Paperspace vs local GPU training discrepancy

jjmlaw · February 25, 2021, 9:00pm

Hi All,

Running the same dataset on paperspace and a local GPU (running paperspace docker image from github) yields dramatically different results. This has not always been the case, and only changed in the last two days. Incidentally, trainings like dogs and cats converge similarly on both instances.

The paperspace training converges nicely resulting in an error rate of 0.030362 and a validation loss of 0.077516.

Running the same training notebook on the local GPU results in the model diverging, and almost all validation set predictions in the same category.

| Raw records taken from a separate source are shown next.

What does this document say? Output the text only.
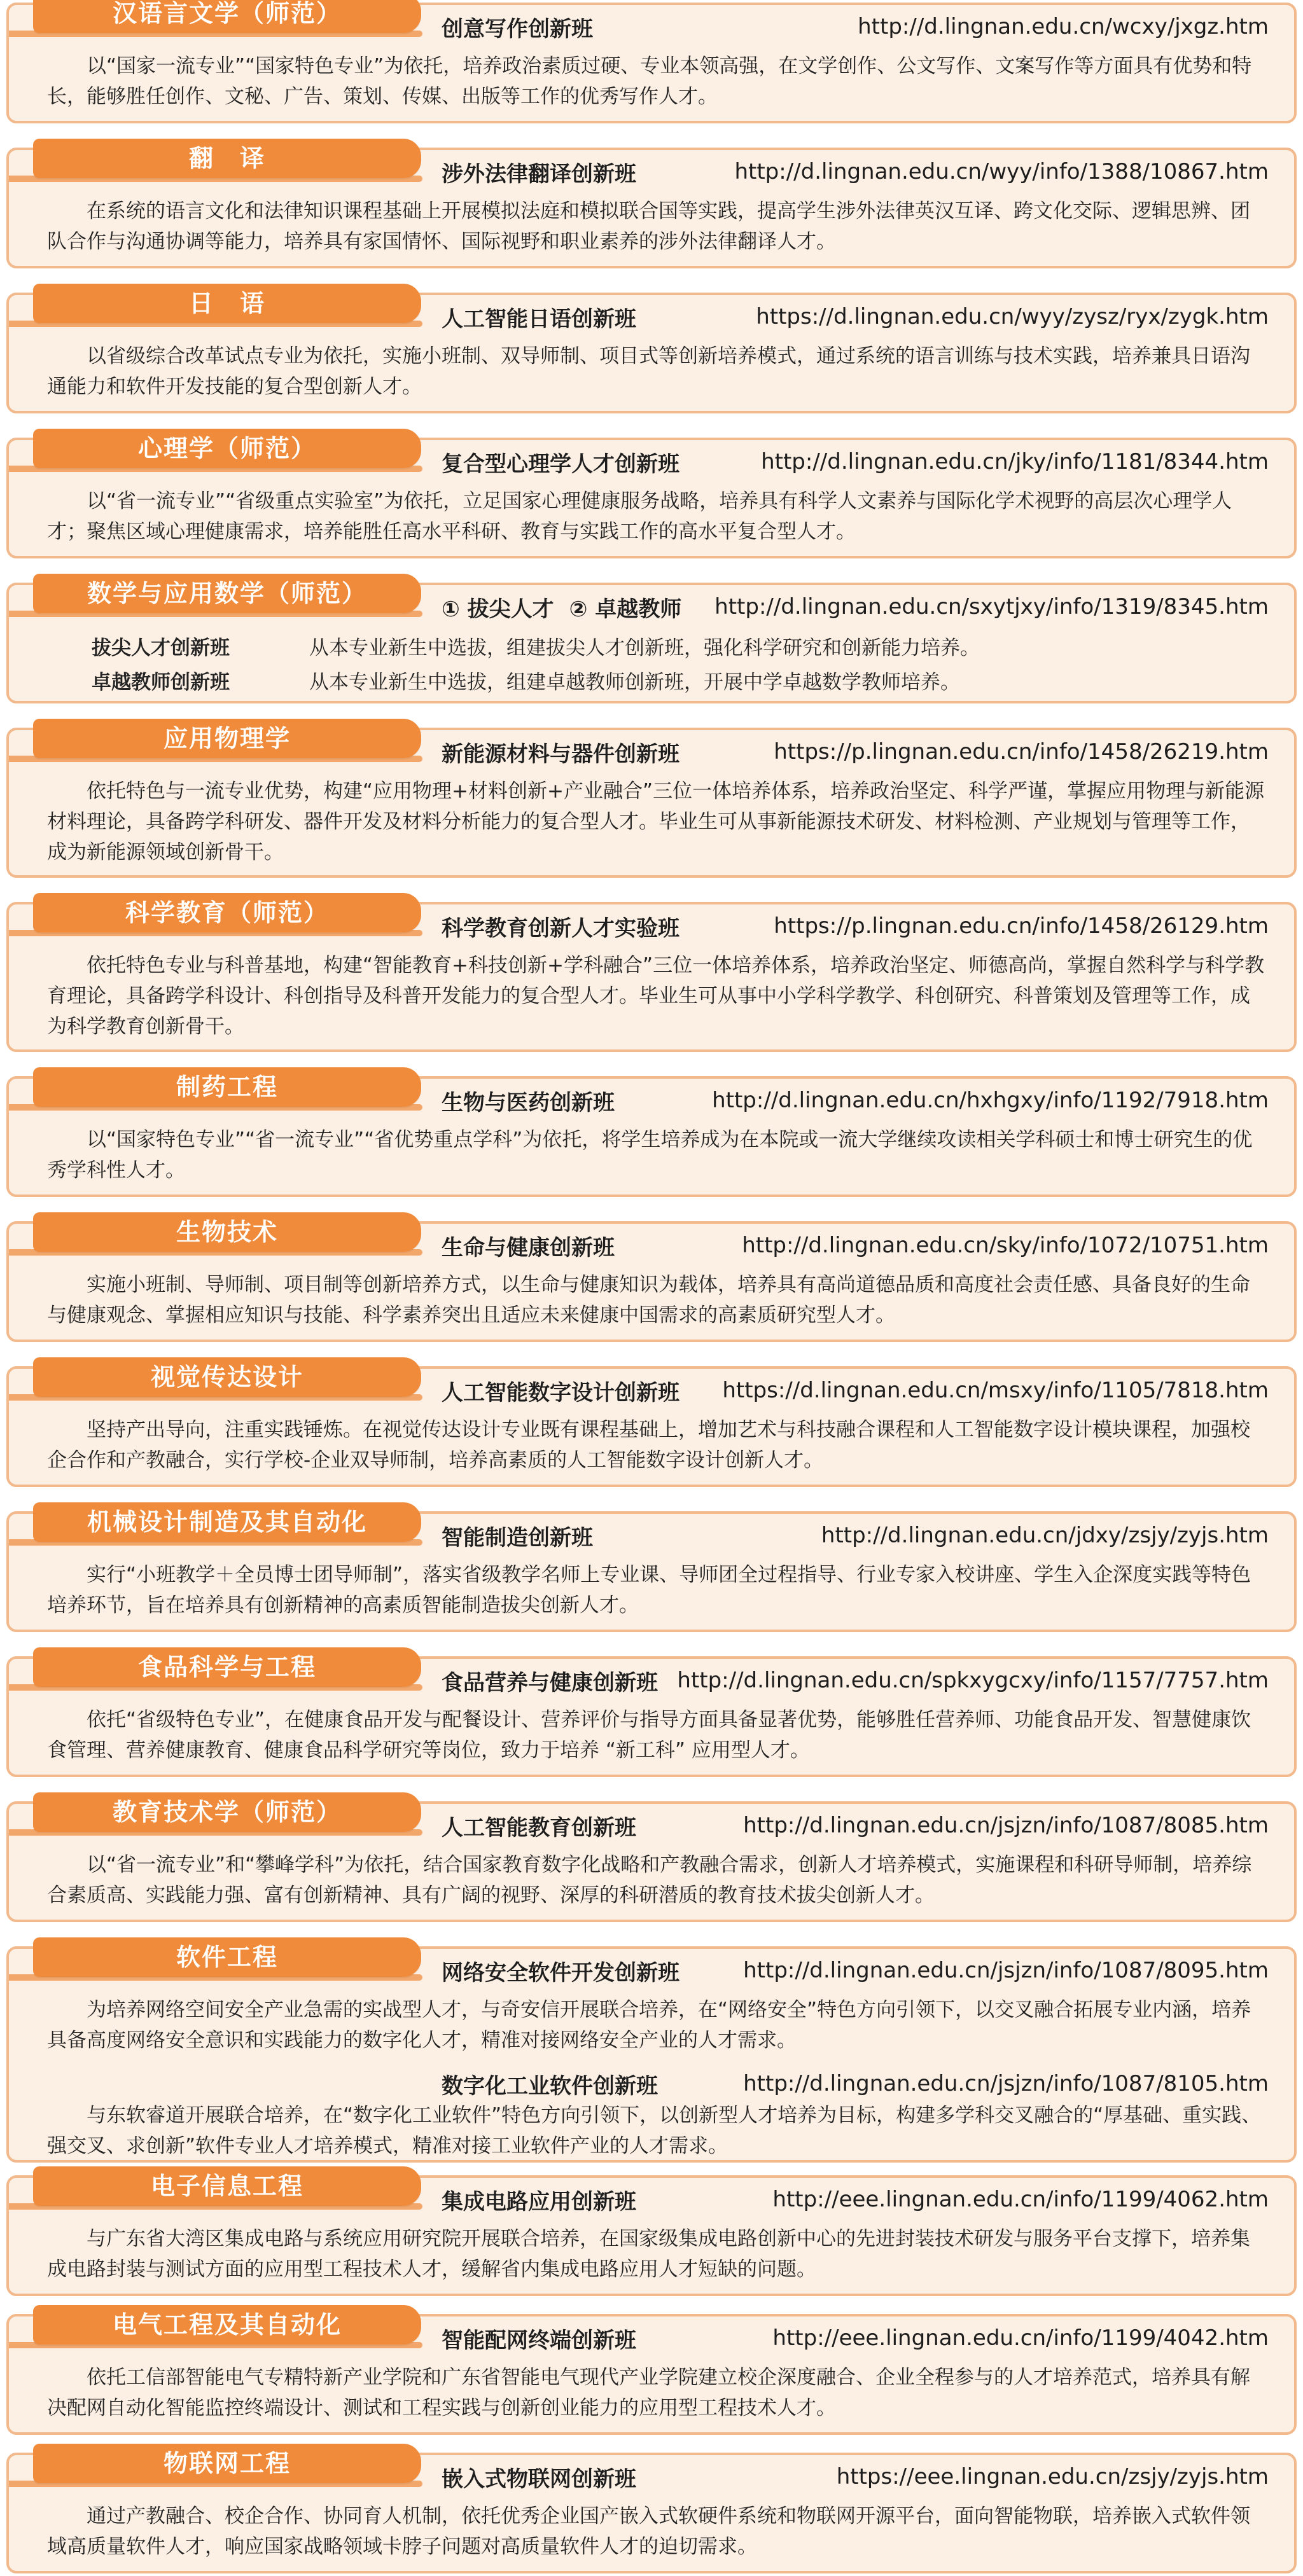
汉语言文学（师范）
创意写作创新班	http://d.lingnan.edu.cn/wcxy/jxgz.htm
以“国家一流专业”“国家特色专业”为依托，培养政治素质过硬、专业本领高强，在文学创作、公文写作、文案写作等方面具有优势和特长，能够胜任创作、文秘、广告、策划、传媒、出版等工作的优秀写作人才。
翻　译
涉外法律翻译创新班	http://d.lingnan.edu.cn/wyy/info/1388/10867.htm
在系统的语言文化和法律知识课程基础上开展模拟法庭和模拟联合国等实践，提高学生涉外法律英汉互译、跨文化交际、逻辑思辨、团队合作与沟通协调等能力，培养具有家国情怀、国际视野和职业素养的涉外法律翻译人才。
日　语
人工智能日语创新班	https://d.lingnan.edu.cn/wyy/zysz/ryx/zygk.htm
以省级综合改革试点专业为依托，实施小班制、双导师制、项目式等创新培养模式，通过系统的语言训练与技术实践，培养兼具日语沟通能力和软件开发技能的复合型创新人才。
心理学（师范）
复合型心理学人才创新班	http://d.lingnan.edu.cn/jky/info/1181/8344.htm
以“省一流专业”“省级重点实验室”为依托，立足国家心理健康服务战略，培养具有科学人文素养与国际化学术视野的高层次心理学人才；聚焦区域心理健康需求，培养能胜任高水平科研、教育与实践工作的高水平复合型人才。
数学与应用数学（师范）
① 拔尖人才 ② 卓越教师 http://d.lingnan.edu.cn/sxytjxy/info/1319/8345.htm
拔尖人才创新班	从本专业新生中选拔，组建拔尖人才创新班，强化科学研究和创新能力培养。
卓越教师创新班	从本专业新生中选拔，组建卓越教师创新班，开展中学卓越数学教师培养。
应用物理学
新能源材料与器件创新班	https://p.lingnan.edu.cn/info/1458/26219.htm
依托特色与一流专业优势，构建“应用物理+材料创新+产业融合”三位一体培养体系，培养政治坚定、科学严谨，掌握应用物理与新能源材料理论，具备跨学科研发、器件开发及材料分析能力的复合型人才。毕业生可从事新能源技术研发、材料检测、产业规划与管理等工作，成为新能源领域创新骨干。
科学教育（师范）
科学教育创新人才实验班	https://p.lingnan.edu.cn/info/1458/26129.htm
依托特色专业与科普基地，构建“智能教育+科技创新+学科融合”三位一体培养体系，培养政治坚定、师德高尚，掌握自然科学与科学教育理论，具备跨学科设计、科创指导及科普开发能力的复合型人才。毕业生可从事中小学科学教学、科创研究、科普策划及管理等工作，成为科学教育创新骨干。
制药工程
生物与医药创新班	http://d.lingnan.edu.cn/hxhgxy/info/1192/7918.htm
以“国家特色专业”“省一流专业”“省优势重点学科”为依托，将学生培养成为在本院或一流大学继续攻读相关学科硕士和博士研究生的优秀学科性人才。
生物技术
生命与健康创新班	http://d.lingnan.edu.cn/sky/info/1072/10751.htm
实施小班制、导师制、项目制等创新培养方式，以生命与健康知识为载体，培养具有高尚道德品质和高度社会责任感、具备良好的生命与健康观念、掌握相应知识与技能、科学素养突出且适应未来健康中国需求的高素质研究型人才。
视觉传达设计
人工智能数字设计创新班 https://d.lingnan.edu.cn/msxy/info/1105/7818.htm
坚持产出导向，注重实践锤炼。在视觉传达设计专业既有课程基础上，增加艺术与科技融合课程和人工智能数字设计模块课程，加强校企合作和产教融合，实行学校-企业双导师制，培养高素质的人工智能数字设计创新人才。
机械设计制造及其自动化
智能制造创新班	http://d.lingnan.edu.cn/jdxy/zsjy/zyjs.htm
实行“小班教学＋全员博士团导师制”，落实省级教学名师上专业课、导师团全过程指导、行业专家入校讲座、学生入企深度实践等特色培养环节，旨在培养具有创新精神的高素质智能制造拔尖创新人才。
食品科学与工程
食品营养与健康创新班 http://d.lingnan.edu.cn/spkxygcxy/info/1157/7757.htm
依托“省级特色专业”，在健康食品开发与配餐设计、营养评价与指导方面具备显著优势，能够胜任营养师、功能食品开发、智慧健康饮食管理、营养健康教育、健康食品科学研究等岗位，致力于培养 “新工科” 应用型人才。
教育技术学（师范）
人工智能教育创新班	http://d.lingnan.edu.cn/jsjzn/info/1087/8085.htm
以“省一流专业”和“攀峰学科”为依托，结合国家教育数字化战略和产教融合需求，创新人才培养模式，实施课程和科研导师制，培养综合素质高、实践能力强、富有创新精神、具有广阔的视野、深厚的科研潜质的教育技术拔尖创新人才。
软件工程
网络安全软件开发创新班	http://d.lingnan.edu.cn/jsjzn/info/1087/8095.htm
为培养网络空间安全产业急需的实战型人才，与奇安信开展联合培养，在“网络安全”特色方向引领下，以交叉融合拓展专业内涵，培养具备高度网络安全意识和实践能力的数字化人才，精准对接网络安全产业的人才需求。
数字化工业软件创新班	http://d.lingnan.edu.cn/jsjzn/info/1087/8105.htm
与东软睿道开展联合培养，在“数字化工业软件”特色方向引领下，以创新型人才培养为目标，构建多学科交叉融合的“厚基础、重实践、强交叉、求创新”软件专业人才培养模式，精准对接工业软件产业的人才需求。
电子信息工程
集成电路应用创新班	http://eee.lingnan.edu.cn/info/1199/4062.htm
与广东省大湾区集成电路与系统应用研究院开展联合培养，在国家级集成电路创新中心的先进封装技术研发与服务平台支撑下，培养集成电路封装与测试方面的应用型工程技术人才，缓解省内集成电路应用人才短缺的问题。
电气工程及其自动化
智能配网终端创新班	http://eee.lingnan.edu.cn/info/1199/4042.htm
依托工信部智能电气专精特新产业学院和广东省智能电气现代产业学院建立校企深度融合、企业全程参与的人才培养范式，培养具有解决配网自动化智能监控终端设计、测试和工程实践与创新创业能力的应用型工程技术人才。
物联网工程
嵌入式物联网创新班	https://eee.lingnan.edu.cn/zsjy/zyjs.htm
通过产教融合、校企合作、协同育人机制，依托优秀企业国产嵌入式软硬件系统和物联网开源平台，面向智能物联，培养嵌入式软件领域高质量软件人才，响应国家战略领域卡脖子问题对高质量软件人才的迫切需求。
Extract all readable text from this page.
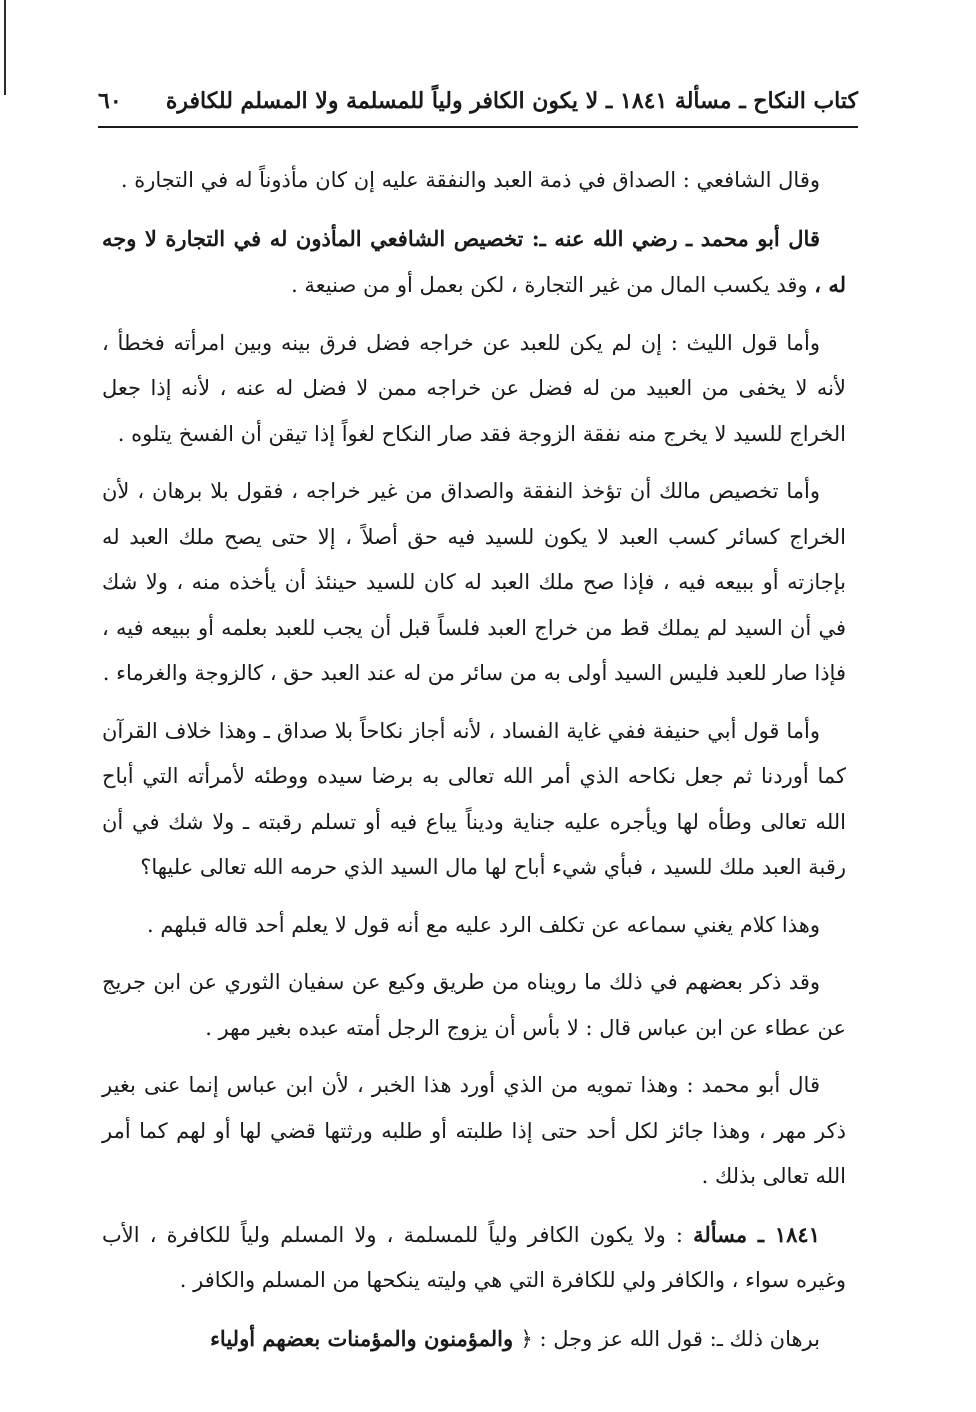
كتاب النكاح ـ مسألة ١٨٤١ ـ لا يكون الكافر ولياً للمسلمة ولا المسلم للكافرة
٦٠

وقال الشافعي : الصداق في ذمة العبد والنفقة عليه إن كان مأذوناً له في التجارة .

قال أبو محمد ـ رضي الله عنه ـ: تخصيص الشافعي المأذون له في التجارة لا وجه له ، وقد يكسب المال من غير التجارة ، لكن بعمل أو من صنيعة .

وأما قول الليث : إن لم يكن للعبد عن خراجه فضل فرق بينه وبين امرأته فخطأ ، لأنه لا يخفى من العبيد من له فضل عن خراجه ممن لا فضل له عنه ، لأنه إذا جعل الخراج للسيد لا يخرج منه نفقة الزوجة فقد صار النكاح لغواً إذا تيقن أن الفسخ يتلوه .

وأما تخصيص مالك أن تؤخذ النفقة والصداق من غير خراجه ، فقول بلا برهان ، لأن الخراج كسائر كسب العبد لا يكون للسيد فيه حق أصلاً ، إلا حتى يصح ملك العبد له بإجازته أو ببيعه فيه ، فإذا صح ملك العبد له كان للسيد حينئذ أن يأخذه منه ، ولا شك في أن السيد لم يملك قط من خراج العبد فلساً قبل أن يجب للعبد بعلمه أو ببيعه فيه ، فإذا صار للعبد فليس السيد أولى به من سائر من له عند العبد حق ، كالزوجة والغرماء .

وأما قول أبي حنيفة ففي غاية الفساد ، لأنه أجاز نكاحاً بلا صداق ـ وهذا خلاف القرآن كما أوردنا ثم جعل نكاحه الذي أمر الله تعالى به برضا سيده ووطئه لأمرأته التي أباح الله تعالى وطأه لها ويأجره عليه جناية وديناً يباع فيه أو تسلم رقبته ـ ولا شك في أن رقبة العبد ملك للسيد ، فبأي شيء أباح لها مال السيد الذي حرمه الله تعالى عليها؟

وهذا كلام يغني سماعه عن تكلف الرد عليه مع أنه قول لا يعلم أحد قاله قبلهم .

وقد ذكر بعضهم في ذلك ما رويناه من طريق وكيع عن سفيان الثوري عن ابن جريج عن عطاء عن ابن عباس قال : لا بأس أن يزوج الرجل أمته عبده بغير مهر .

قال أبو محمد : وهذا تمويه من الذي أورد هذا الخبر ، لأن ابن عباس إنما عنى بغير ذكر مهر ، وهذا جائز لكل أحد حتى إذا طلبته أو طلبه ورثتها قضي لها أو لهم كما أمر الله تعالى بذلك .

١٨٤١ ـ مسألة : ولا يكون الكافر ولياً للمسلمة ، ولا المسلم ولياً للكافرة ، الأب وغيره سواء ، والكافر ولي للكافرة التي هي وليته ينكحها من المسلم والكافر .

برهان ذلك ـ: قول الله عز وجل : ﴿ والمؤمنون والمؤمنات بعضهم أولياء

Note the different starting validation losses in the two cases as well.

Things I’ve tried so far:

Complete rebuild of docker image
Removing all data and notebook directories and restoring only the training data and .ipynb files.
Training resnet18 on both instances yields the same result
I would love to try training one fine tune on the paperspace instance, transfering network to local GPU and fine tuning one more epoch. I cannot figure out how to export the optimizer state and re-link the image data loader.
Looking at the mean and standard deviation on each instance shows that they are remarkably different. E.g., on the paperspace instance the mean and std of one batch (either valid or train) is about -1.08 and 0.69 while on my local GPU it is 0.20 and 0.14. Perhaps this explains the difference in initial loss after the first freeze epoch.

I am at a loss as to what to do next or where to look. Please let me know what you think I should try next.

AmorfEvo · March 3, 2021, 12:50pm

Hmm, on the 1. screenshot the learning is 1e-3, but on the 2nd screenshot it’s 2e-3.